All of these personality shifts came to a head in last week’s episode when Morgan determined it was more dangerous than cool for him to have the Intersect in his head and he had it removed – along with his complete knowledge of all things geek. Sarah realized having regular friends made her more vulnerable, Ellie realized she tried to go back to work too quickly. And Jeff became so normal he had Lester arrested for trying to expose him to carbon monoxide and getting his crazy friend back again.

If they’re going somewhere with any of this ... now would be a good time to start. It seems like this show likes to set up a lot of “what if?” scenarios, explore them, and then brush them aside like nothing ever happened. It makes for poor character development, disrupts continuity and hurts the storytelling some.
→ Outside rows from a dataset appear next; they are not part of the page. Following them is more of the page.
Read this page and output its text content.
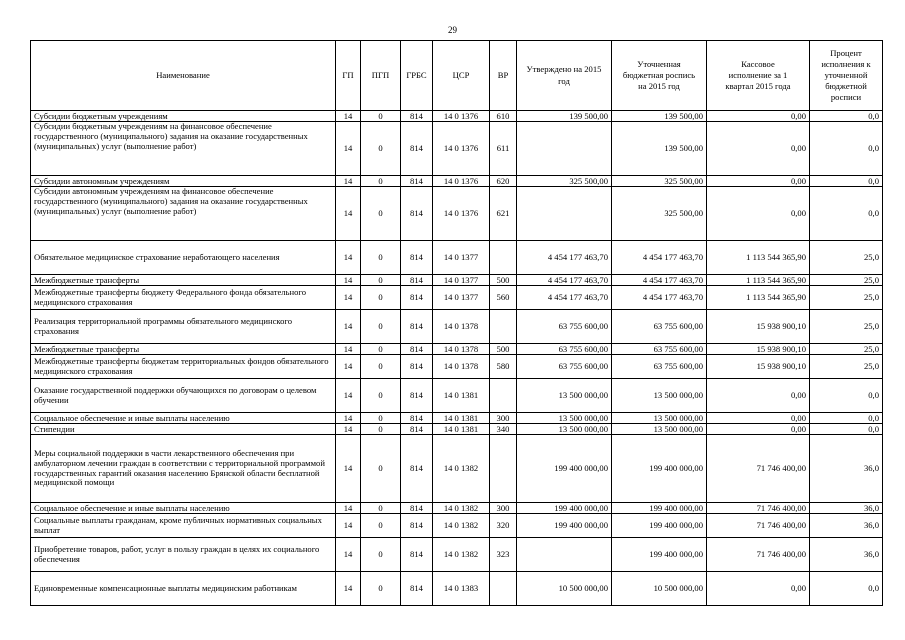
29
Наименование	ГП	ПГП	ГРБС	ЦСР	ВР	Утверждено на 2015 год	Уточненная бюджетная роспись на 2015 год	Кассовое исполнение за 1 квартал 2015 года	Процент исполнения к уточненной бюджетной росписи
Субсидии бюджетным учреждениям	14	0	814	14 0 1376	610	139 500,00	139 500,00	0,00	0,0
Субсидии бюджетным учреждениям на финансовое обеспечение государственного (муниципального) задания на оказание государственных (муниципальных) услуг (выполнение работ)	14	0	814	14 0 1376	611		139 500,00	0,00	0,0
Субсидии автономным учреждениям	14	0	814	14 0 1376	620	325 500,00	325 500,00	0,00	0,0
Субсидии автономным учреждениям на финансовое обеспечение государственного (муниципального) задания на оказание государственных (муниципальных) услуг (выполнение работ)	14	0	814	14 0 1376	621		325 500,00	0,00	0,0
Обязательное медицинское страхование неработающего населения	14	0	814	14 0 1377		4 454 177 463,70	4 454 177 463,70	1 113 544 365,90	25,0
Межбюджетные трансферты	14	0	814	14 0 1377	500	4 454 177 463,70	4 454 177 463,70	1 113 544 365,90	25,0
Межбюджетные трансферты бюджету Федерального фонда обязательного медицинского страхования	14	0	814	14 0 1377	560	4 454 177 463,70	4 454 177 463,70	1 113 544 365,90	25,0
Реализация территориальной программы обязательного медицинского страхования	14	0	814	14 0 1378		63 755 600,00	63 755 600,00	15 938 900,10	25,0
Межбюджетные трансферты	14	0	814	14 0 1378	500	63 755 600,00	63 755 600,00	15 938 900,10	25,0
Межбюджетные трансферты бюджетам территориальных фондов обязательного медицинского страхования	14	0	814	14 0 1378	580	63 755 600,00	63 755 600,00	15 938 900,10	25,0
Оказание государственной поддержки обучающихся по договорам о целевом обучении	14	0	814	14 0 1381		13 500 000,00	13 500 000,00	0,00	0,0
Социальное обеспечение и иные выплаты населению	14	0	814	14 0 1381	300	13 500 000,00	13 500 000,00	0,00	0,0
Стипендии	14	0	814	14 0 1381	340	13 500 000,00	13 500 000,00	0,00	0,0
Меры социальной поддержки в части лекарственного обеспечения при амбулаторном лечении граждан в соответствии с территориальной программой государственных гарантий оказания населению Брянской области бесплатной медицинской помощи	14	0	814	14 0 1382		199 400 000,00	199 400 000,00	71 746 400,00	36,0
Социальное обеспечение и иные выплаты населению	14	0	814	14 0 1382	300	199 400 000,00	199 400 000,00	71 746 400,00	36,0
Социальные выплаты гражданам, кроме публичных нормативных социальных выплат	14	0	814	14 0 1382	320	199 400 000,00	199 400 000,00	71 746 400,00	36,0
Приобретение товаров, работ, услуг в пользу граждан в целях их социального обеспечения	14	0	814	14 0 1382	323		199 400 000,00	71 746 400,00	36,0
Единовременные компенсационные выплаты медицинским работникам	14	0	814	14 0 1383		10 500 000,00	10 500 000,00	0,00	0,0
Wackiness for the sake of it does both story and viewers a disservice.

“Chuck”?airs new episodes 8/7c Fridays on NBC.

 
 

Article Comments

(2)
Dec-27-11 3:59 AM

I'm not seeing what you're saying I got wrong. Seeing the season premiere would account for and help excuse the bouquet of endlessly fizzling storylines? I'm all for building to a strong ending, but ... shouldn't they then start doing that? Has everyone involved with the show completely forgotten how to craft characters, develop story arcs and tell stories? Everything seems reliant on murky and ultimately pointless backstories these days (Chuck's a master hacker -- oh, didn't you know? -- and oh yes, a box of P.A.N.T.S.) And bringing back muWHAhahahaha Rogue Agent Boy is simply the most recent of these abuses.

jbillings

Nov-24-11 5:05 AM

It makes way more sense if you watched the season premiere at least. True, it isn't the same Chuck as in previous seasons but unfortunately that couldn't work forever and it is often that such a really good show needs to go out in the flames of glory.